Tulip Rococo

An early, short-ish tulip, in volcanic shades of scarlet, crimson, cerise and orange. Frilled, puckered and alternately silky-sheeny-shiny and matt, with yellow, green and black, for good measure. The carnival outfit for the outspoken plant in Little Shop of Horrors. An excellent variety for a container – these are in a quite shallow bowl (most tulips demand a deep pot – a Yorkshire Long Tom is ideal for many of the longer, later flowering varieties).

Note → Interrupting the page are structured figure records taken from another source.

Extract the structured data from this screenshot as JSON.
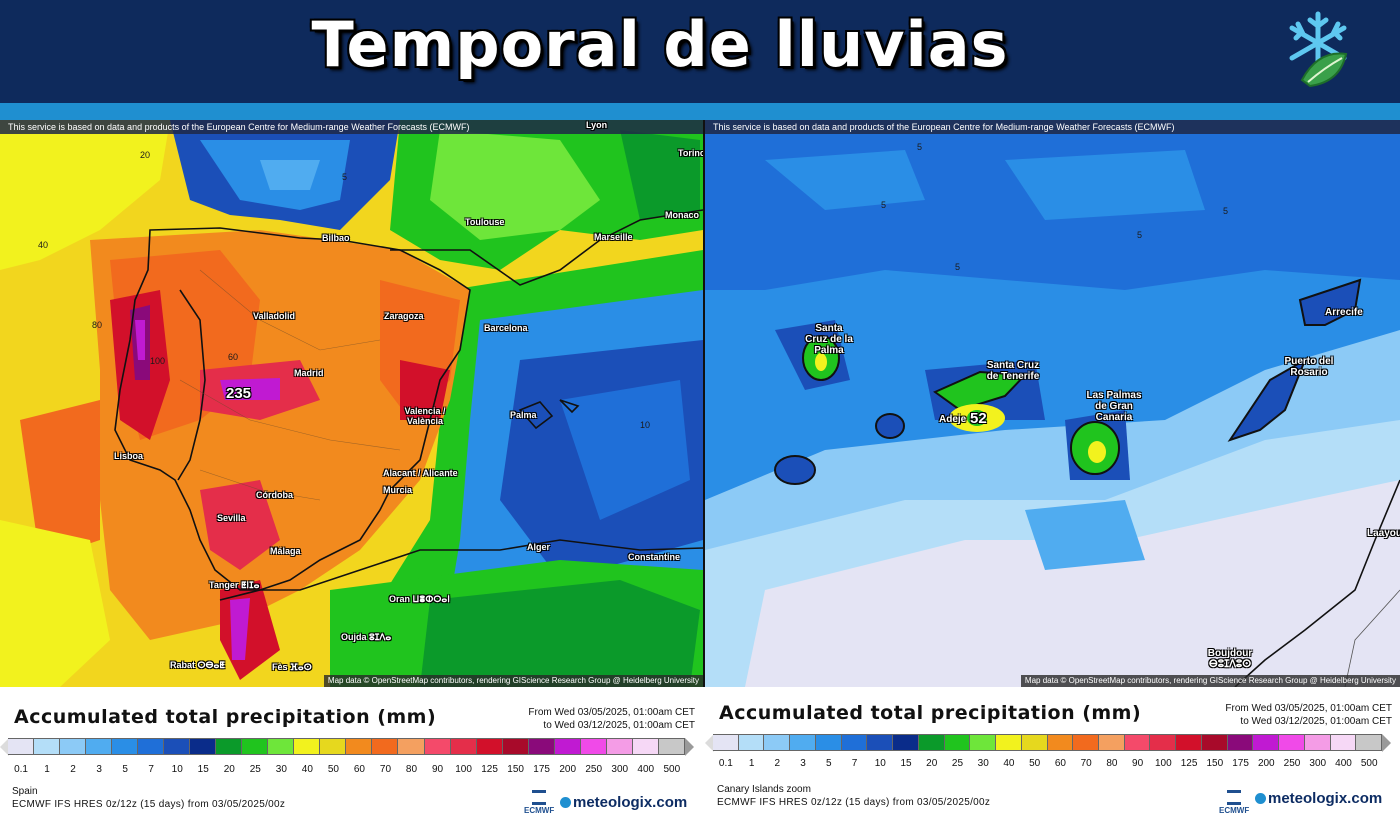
{
  "header": {
    "title": "Temporal de lluvias",
    "logo_icon": "snowflake-leaf-icon"
  },
  "colors": {
    "banner": "#0e2a5c",
    "strip": "#1f8fd0"
  },
  "maps": [
    {
      "id": "spain",
      "ecmwf_note": "This service is based on data and products of the European Centre for Medium-range Weather Forecasts (ECMWF)",
      "attribution": "Map data © OpenStreetMap contributors, rendering GIScience Research Group @ Heidelberg University",
      "cities": [
        "Bilbao",
        "Toulouse",
        "Marseille",
        "Monaco",
        "Torino",
        "Lyon",
        "Valladolid",
        "Zaragoza",
        "Barcelona",
        "Madrid",
        "Valencia / València",
        "Palma",
        "Lisboa",
        "Alacant / Alicante",
        "Murcia",
        "Córdoba",
        "Sevilla",
        "Málaga",
        "Tanger ⵟⵏⵊⴰ",
        "Alger",
        "Constantine",
        "Oran ⵡⴻⵀⵔⴰⵏ",
        "Oujda ⵓⵊⴷⴰ",
        "Rabat ⵔⴱⴰⵟ",
        "Fès ⴼⴰⵙ"
      ],
      "max_value": "235",
      "contour_labels": [
        "5",
        "20",
        "40",
        "60",
        "80",
        "100",
        "10"
      ]
    },
    {
      "id": "canary",
      "ecmwf_note": "This service is based on data and products of the European Centre for Medium-range Weather Forecasts (ECMWF)",
      "attribution": "Map data © OpenStreetMap contributors, rendering GIScience Research Group @ Heidelberg University",
      "cities": [
        "Santa Cruz de la Palma",
        "Santa Cruz de Tenerife",
        "Adeje",
        "Las Palmas de Gran Canaria",
        "Puerto del Rosario",
        "Arrecife",
        "Laayoune",
        "Boujdour ⴱⵓⵊⴷⵓⵔ"
      ],
      "max_value": "52",
      "contour_labels": [
        "5"
      ]
    }
  ],
  "legends": [
    {
      "title": "Accumulated total precipitation (mm)",
      "period_from": "From Wed 03/05/2025, 01:00am CET",
      "period_to": "to Wed 03/12/2025, 01:00am CET",
      "region": "Spain",
      "model": "ECMWF IFS HRES 0z/12z (15 days) from 03/05/2025/00z",
      "ecmwf_label": "ECMWF",
      "brand": "meteologix.com"
    },
    {
      "title": "Accumulated total precipitation (mm)",
      "period_from": "From Wed 03/05/2025, 01:00am CET",
      "period_to": "to Wed 03/12/2025, 01:00am CET",
      "region": "Canary Islands zoom",
      "model": "ECMWF IFS HRES 0z/12z (15 days) from 03/05/2025/00z",
      "ecmwf_label": "ECMWF",
      "brand": "meteologix.com"
    }
  ],
  "scale": {
    "ticks": [
      "0.1",
      "1",
      "2",
      "3",
      "5",
      "7",
      "10",
      "15",
      "20",
      "25",
      "30",
      "40",
      "50",
      "60",
      "70",
      "80",
      "90",
      "100",
      "125",
      "150",
      "175",
      "200",
      "250",
      "300",
      "400",
      "500"
    ],
    "colors": [
      "#e4e4f4",
      "#b4def8",
      "#8ccaf6",
      "#50acf0",
      "#2a8ee6",
      "#1f6fd8",
      "#1b4fb8",
      "#0a2c8a",
      "#0b9a2a",
      "#20c41e",
      "#6ee63a",
      "#f2f21e",
      "#e6d81e",
      "#f28a1e",
      "#f26a1e",
      "#f4a060",
      "#f44a6a",
      "#e42e4a",
      "#d2102a",
      "#a80a2a",
      "#8a0a7a",
      "#c01ad2",
      "#f04ae8",
      "#f49ce6",
      "#f6d8f6",
      "#c8c8c8"
    ]
  }
}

I potted up a lot – hundreds and hundreds – of bulbs during October, November and even December last year, all in containers of one sort or another. I had the experience the year before, of trying to plant an equal number of bulbs straight into the ground and my back still aches with the memory. Planting them deeply and in a kind of bulb lasagna, larger, later flowering varieties at the bottom and working your way upwards, with a smattering of compost between layers, to the shorter, earlier varieties at the topmost layer. I had hoped this would give a very full effect, with a long period of interest and so far, this is proving to be true.

The colour themes can develop and change – one pot I saw today had an early orange parrot tulip giving way to the more refined lily-flowered Ballerina with Ronaldo, a deep plum, coming through next – and probably something else after that. What I ought to have done is made a record somewhere! But where’s the fun in that?!